Benchmarking with different storage engines using pmemkv

We’re closing out 2017 with two big improvements to pmemkv: support for multiple storage engines, and an improved benchmarking utility based on db_bench. These changes set the stage for some interesting experiments to come next year, as we continue to add new features and tune performance of pmemkv and its utilities and bindings.

Multiple storage engines

A new virtual interface (KVEngine) was recently introduced that allows pmemkv to provide multiple storage engine implementations, without changes to utilities or language bindings or applications using the pmemkv API.

pmemkv engines

There are two typical motivations for creating a new engine:

to try out a significant change to an existing engine while keeping a stable version available or
to create an entirely new backing implementation from scratch. In either case, multi-engine support allows new variations to be shared as early as possible, long before the new version is considered complete, but without risk to other storage engines considered stable. Of course, the same can be done with branches or private forks, but we’re betting that incubating all our best new ideas in one place like this will make comparative benchmarking and validation easier for everybody.

Initially pmemkv supports two engines – kvtree for the original single-threaded hybrid B+ tree, and blackhole for an engine that accepts data but never returns anything. The blackhole engine is particularly useful for testing the overhead of high-level bindings. The kvtree engine is used by default when no other engine is specified.

There are several new engines that we’ll be auditioning in 2018, including copy-on-write and multi-threaded implementations. Engine contributions are always welcome if you have an idea to try!

Porting db_bench to pmemkv

Our original pmemkv_stress benchmarking tool has proven quite useful for assessing performance, but has some limitations:

pmemkv_stress only reports estimated average performance (based on millisecond timings) rather than more accurate histograms (based on nanosecond timings)
pmemkv_stress does not report effective bandwidth usage for each type of benchmark operation
pmemkv_stress only supports single-threaded benchmarks (when our roadmap emphasizes multi-threaded operations)

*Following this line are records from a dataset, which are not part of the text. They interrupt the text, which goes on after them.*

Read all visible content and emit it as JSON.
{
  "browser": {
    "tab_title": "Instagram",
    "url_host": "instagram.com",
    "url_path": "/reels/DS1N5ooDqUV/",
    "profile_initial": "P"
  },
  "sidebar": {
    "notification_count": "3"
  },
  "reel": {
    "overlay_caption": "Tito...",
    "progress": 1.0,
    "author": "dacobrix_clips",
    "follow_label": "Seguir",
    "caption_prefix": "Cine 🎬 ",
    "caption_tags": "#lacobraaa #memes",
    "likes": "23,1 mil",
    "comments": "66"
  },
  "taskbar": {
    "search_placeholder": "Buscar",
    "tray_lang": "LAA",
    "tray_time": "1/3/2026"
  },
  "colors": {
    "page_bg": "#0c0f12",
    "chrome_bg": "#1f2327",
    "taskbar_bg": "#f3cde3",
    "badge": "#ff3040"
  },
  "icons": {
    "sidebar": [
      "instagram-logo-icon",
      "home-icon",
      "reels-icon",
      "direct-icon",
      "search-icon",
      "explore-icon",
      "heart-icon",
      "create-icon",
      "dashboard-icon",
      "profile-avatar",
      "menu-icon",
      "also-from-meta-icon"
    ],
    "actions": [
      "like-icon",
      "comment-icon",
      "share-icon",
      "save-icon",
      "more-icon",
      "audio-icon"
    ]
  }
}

The outcome of these limitations is that pmemkv_stress results can be difficult to line up with standard db_bench or YCSB benchmark results that we see published elsewhere.

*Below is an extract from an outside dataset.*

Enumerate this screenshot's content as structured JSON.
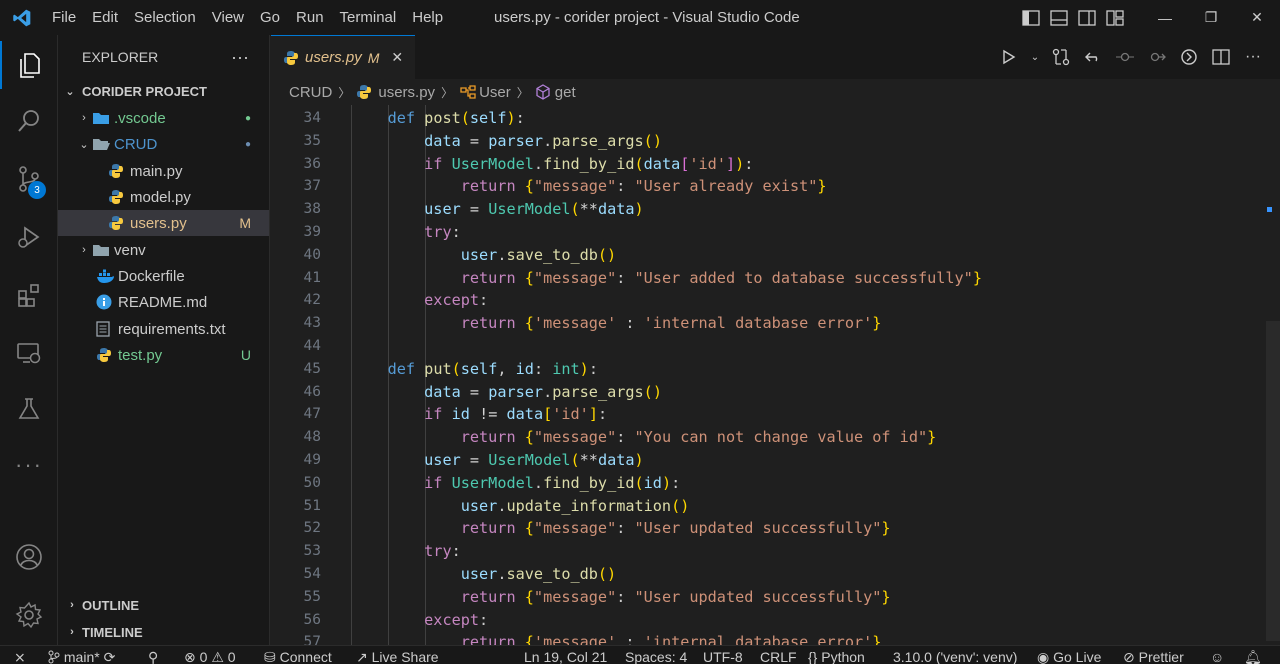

After investigating several different solutions, we’ve successfully ported the db_bench utility from LevelDB over as a new pmemkv_bench utility that shares many (but not all) command-line parameters with the original. This pmemkv_bench utility replaces pmemkv_stress without any loss in functionality. Note that pmemkv_bench has an engine parameter for easy switching between available engines.

pmemkv_bench
--engine=<name>            (storage engine name, default: kvtree)
--db=<location>            (path to persistent pool, default: /dev/shm/pmemkv)
--db_size_in_gb=<integer>  (size of persistent pool in GB, default: 1)
--histogram=<0|1>          (show histograms when reporting latencies)
--num=<integer>            (number of keys to place in database, default: 1000000)
--reads=<integer>          (number of read operations, default: 1000000)
--threads=<integer>        (number of concurrent threads, default: 1)
--value_size=<integer>     (size of values in bytes, default: 100)
--benchmarks=<name>,       (comma-separated list of benchmarks to run)
    fillseq                (load N values in sequential key order into fresh db)
    fillrandom             (load N values in random key order into fresh db)
    overwrite              (replace N values in random key order)
    readseq                (read N values in sequential key order)
    readrandom             (read N values in random key order)
    readmissing            (read N missing values in random key order)
    deleteseq              (delete N values in sequential key order)
    deleterandom           (delete N values in random key order)

One of the best new features here is using --histogram=1 to generate statistical histograms for each benchmark operation. These include mean, median and detailed tail latency data, which is all highly informative for benchmarking and tuning.

Why LevelDB?

We chose to port db_bench from LevelDB (even though the RocksDB fork has some nice additions) because of license compatibility. LevelDB is BSD licensed (like all of PMDK) where RocksDB is GPL.

The pmemkv_bench utility relies on significant code ported from LevelDB. This code is located in a new leveldb source directory, with all original license and copyright headers intact. The only modifications to these files are minor cosmetic changes (to defines and includes) allowing this subset of LevelDB files to be built independently of the entire LevelDB distribution.

Although pmemkv_bench relies on LevelDB sources, no LevelDB source code is used in other pmemkv utilities or bindings or shared libraries.

We are grateful to Google for this LevelDB code and for choosing such a permissive license for its use.

Conclusion

If you’re using an old version of pmemkv then you really should consider moving to the latest build to get multi-engine support and the new pmemkv_bench utility. (and be sure to use --histogram=1 for your future benchmarking!)